Charlotte Wilde, Oscar’s wife, was also a member. In a lecture to the society in 1888, entitled Clothed by Our Right Minds, he said that women should be allowed to wear “split skirts” because, as God had given women two legs, they should be free to wear them.

The Rational Dress Society also argued that women unencumbered by limping fashions would be much freer to participate more fully in society.

Florence Wallace Pomeroy: member of the Rational Dress Society.Florence Wallace Pomeroy: member of the Rational Dress Society.

If you think all of that is old, this is what resonates so loudly today. “The Rational Dress Society,” ran their rallying cry, “protests against the introduction of any fashion in dress that deforms the figure, impedes the movement of the body, or tends in any way to injure the health.”

Florence and her members fought against the dominance imposed by the Victorian corset and crinoline, but at least they were dealing with an outside force: clothing design.

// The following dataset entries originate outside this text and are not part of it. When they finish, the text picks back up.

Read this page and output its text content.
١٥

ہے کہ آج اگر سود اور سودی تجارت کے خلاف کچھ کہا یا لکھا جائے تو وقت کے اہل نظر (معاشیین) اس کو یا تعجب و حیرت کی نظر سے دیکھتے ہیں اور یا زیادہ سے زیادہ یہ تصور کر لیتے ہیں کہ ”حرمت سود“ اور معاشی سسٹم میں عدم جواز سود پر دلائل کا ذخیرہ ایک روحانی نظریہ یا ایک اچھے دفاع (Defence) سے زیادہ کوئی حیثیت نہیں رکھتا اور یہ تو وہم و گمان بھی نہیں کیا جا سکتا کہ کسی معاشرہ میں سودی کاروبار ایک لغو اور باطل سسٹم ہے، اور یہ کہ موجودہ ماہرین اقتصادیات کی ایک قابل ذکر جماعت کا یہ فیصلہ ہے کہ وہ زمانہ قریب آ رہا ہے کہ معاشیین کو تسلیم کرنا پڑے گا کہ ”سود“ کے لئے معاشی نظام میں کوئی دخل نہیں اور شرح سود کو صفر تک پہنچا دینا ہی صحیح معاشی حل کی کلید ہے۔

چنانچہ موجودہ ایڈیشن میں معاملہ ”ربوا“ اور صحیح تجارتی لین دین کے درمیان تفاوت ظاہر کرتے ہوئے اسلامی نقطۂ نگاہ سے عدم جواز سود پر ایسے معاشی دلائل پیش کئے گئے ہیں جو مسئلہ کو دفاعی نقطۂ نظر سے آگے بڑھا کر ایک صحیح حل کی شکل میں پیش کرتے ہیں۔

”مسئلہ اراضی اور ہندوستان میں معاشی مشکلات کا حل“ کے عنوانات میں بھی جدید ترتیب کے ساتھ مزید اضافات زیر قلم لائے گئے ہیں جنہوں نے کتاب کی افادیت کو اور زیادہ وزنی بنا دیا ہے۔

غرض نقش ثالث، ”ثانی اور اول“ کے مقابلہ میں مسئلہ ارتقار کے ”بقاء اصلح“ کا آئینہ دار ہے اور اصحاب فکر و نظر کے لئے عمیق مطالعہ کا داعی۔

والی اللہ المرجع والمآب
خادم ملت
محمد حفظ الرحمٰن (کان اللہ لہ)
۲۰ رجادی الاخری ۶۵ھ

In recent, and supposedly more progressive, times, fashion has done something much more sinister by targeting the design of the body itself. The fact that size zero became a thing is due, in large part, to a fashion industry that designs clothes (low-rise jeans, microminis, crop tops) that look good only on the skinny and curvy.

If you were born that way, embrace your natural form. Most of us, however, aren’t but have internalized the message that fashion favors the lean.

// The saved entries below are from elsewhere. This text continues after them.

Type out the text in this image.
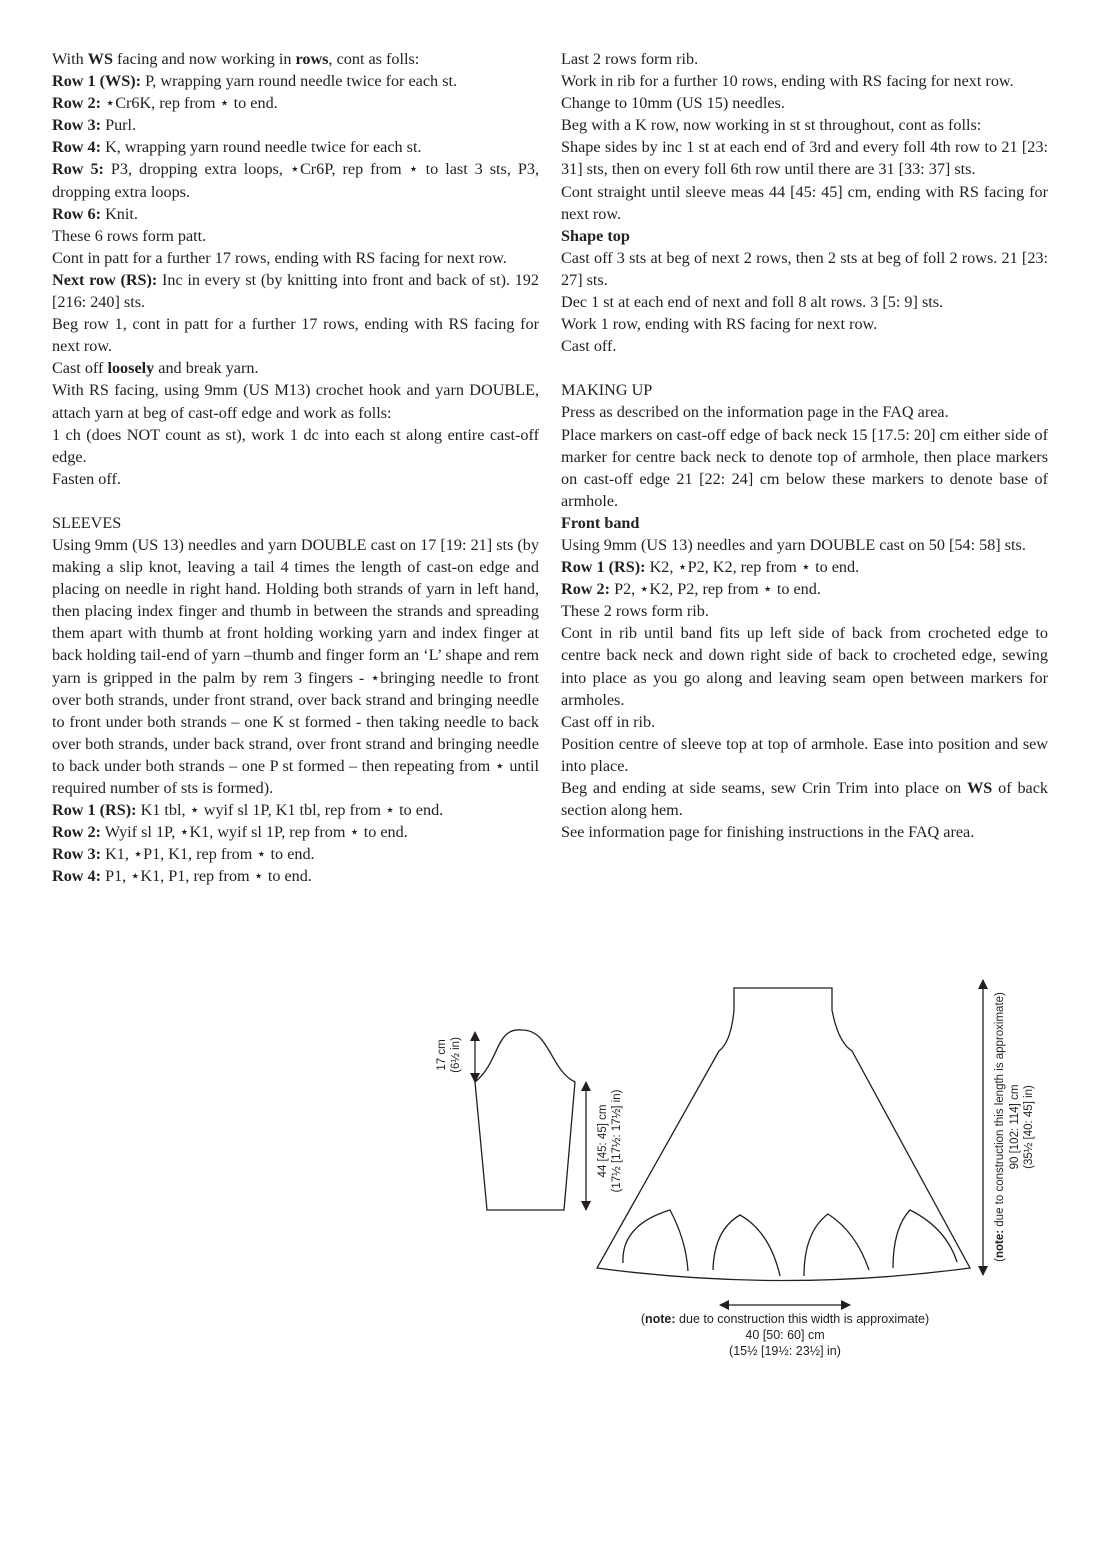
With WS facing and now working in rows, cont as folls:

Row 1 (WS): P, wrapping yarn round needle twice for each st.

Row 2: ⋆Cr6K, rep from ⋆ to end.

Row 3: Purl.

Row 4: K, wrapping yarn round needle twice for each st.

Row 5: P3, dropping extra loops, ⋆Cr6P, rep from ⋆ to last 3 sts, P3, dropping extra loops.

Row 6: Knit.

These 6 rows form patt.

Cont in patt for a further 17 rows, ending with RS facing for next row.

Next row (RS): Inc in every st (by knitting into front and back of st). 192 [216: 240] sts.

Beg row 1, cont in patt for a further 17 rows, ending with RS facing for next row.

Cast off loosely and break yarn.

With RS facing, using 9mm (US M13) crochet hook and yarn DOUBLE, attach yarn at beg of cast-off edge and work as folls:

1 ch (does NOT count as st), work 1 dc into each st along entire cast-off edge.

Fasten off.

SLEEVES

Using 9mm (US 13) needles and yarn DOUBLE cast on 17 [19: 21] sts (by making a slip knot, leaving a tail 4 times the length of cast-on edge and placing on needle in right hand. Holding both strands of yarn in left hand, then placing index finger and thumb in between the strands and spreading them apart with thumb at front holding working yarn and index finger at back holding tail-end of yarn –thumb and finger form an ‘L’ shape and rem yarn is gripped in the palm by rem 3 fingers - ⋆bringing needle to front over both strands, under front strand, over back strand and bringing needle to front under both strands – one K st formed - then taking needle to back over both strands, under back strand, over front strand and bringing needle to back under both strands – one P st formed – then repeating from ⋆ until required number of sts is formed).

Row 1 (RS): K1 tbl, ⋆ wyif sl 1P, K1 tbl, rep from ⋆ to end.

Row 2: Wyif sl 1P, ⋆K1, wyif sl 1P, rep from ⋆ to end.

Row 3: K1, ⋆P1, K1, rep from ⋆ to end.

Row 4: P1, ⋆K1, P1, rep from ⋆ to end.

Last 2 rows form rib.

Work in rib for a further 10 rows, ending with RS facing for next row.

Change to 10mm (US 15) needles.

Beg with a K row, now working in st st throughout, cont as folls:

Shape sides by inc 1 st at each end of 3rd and every foll 4th row to 21 [23: 31] sts, then on every foll 6th row until there are 31 [33: 37] sts.

Cont straight until sleeve meas 44 [45: 45] cm, ending with RS facing for next row.

Shape top

Cast off 3 sts at beg of next 2 rows, then 2 sts at beg of foll 2 rows. 21 [23: 27] sts.

Dec 1 st at each end of next and foll 8 alt rows. 3 [5: 9] sts.

Work 1 row, ending with RS facing for next row.

Cast off.

MAKING UP

Press as described on the information page in the FAQ area.

Place markers on cast-off edge of back neck 15 [17.5: 20] cm either side of marker for centre back neck to denote top of armhole, then place markers on cast-off edge 21 [22: 24] cm below these markers to denote base of armhole.

Front band

Using 9mm (US 13) needles and yarn DOUBLE cast on 50 [54: 58] sts.

Row 1 (RS): K2, ⋆P2, K2, rep from ⋆ to end.

Row 2: P2, ⋆K2, P2, rep from ⋆ to end.

These 2 rows form rib.

Cont in rib until band fits up left side of back from crocheted edge to centre back neck and down right side of back to crocheted edge, sewing into place as you go along and leaving seam open between markers for armholes.

Cast off in rib.

Position centre of sleeve top at top of armhole. Ease into position and sew into place.

Beg and ending at side seams, sew Crin Trim into place on WS of back section along hem.

See information page for finishing instructions in the FAQ area.

17 cm (6½ in)
44 [45: 45] cm (17½ [17½: 17½] in)
(note: due to construction this length is approximate) 90 [102: 114] cm (35½ [40: 45] in)
(note: due to construction this width is approximate)
40 [50: 60] cm
(15½ [19½: 23½] in)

EITHERr, to use the words of those Victorian sages, we have embraced a fashion that “distorts the figure” (think dieting to fit the LBD this Christmas), “impairs body movements” (think what happens when the LBD diet fails) and “tends to harm health” (review the first two parentheses).

There has been a welcome move away from the tyranny of thinness. We’ve seen a rise in plus-size models (to follow) along with a vocal body positivity movement.

Here again, however, is a return to the runway and the body image fallout that is sure to follow. Have no doubt about it; these images will certainly have an impact. Keep an eye on TikTok and see how today’s runway craze translates into tomorrow’s weight loss hashtags (and eating disorder misery).

It is true that fashion is cyclical. It was only a matter of time before the bad old YK2 trends came back to haunt us. And to return to the wisdom of the Wildes, Oscar this time: “Indeed, what really is a fad? A fad is simply a form of ugliness so absolutely unbearable that we have to change it every six months!

Clodagh Finn’s new column, An Irishwoman’s Diary, begins Saturday December 10 in the Irish Examiner.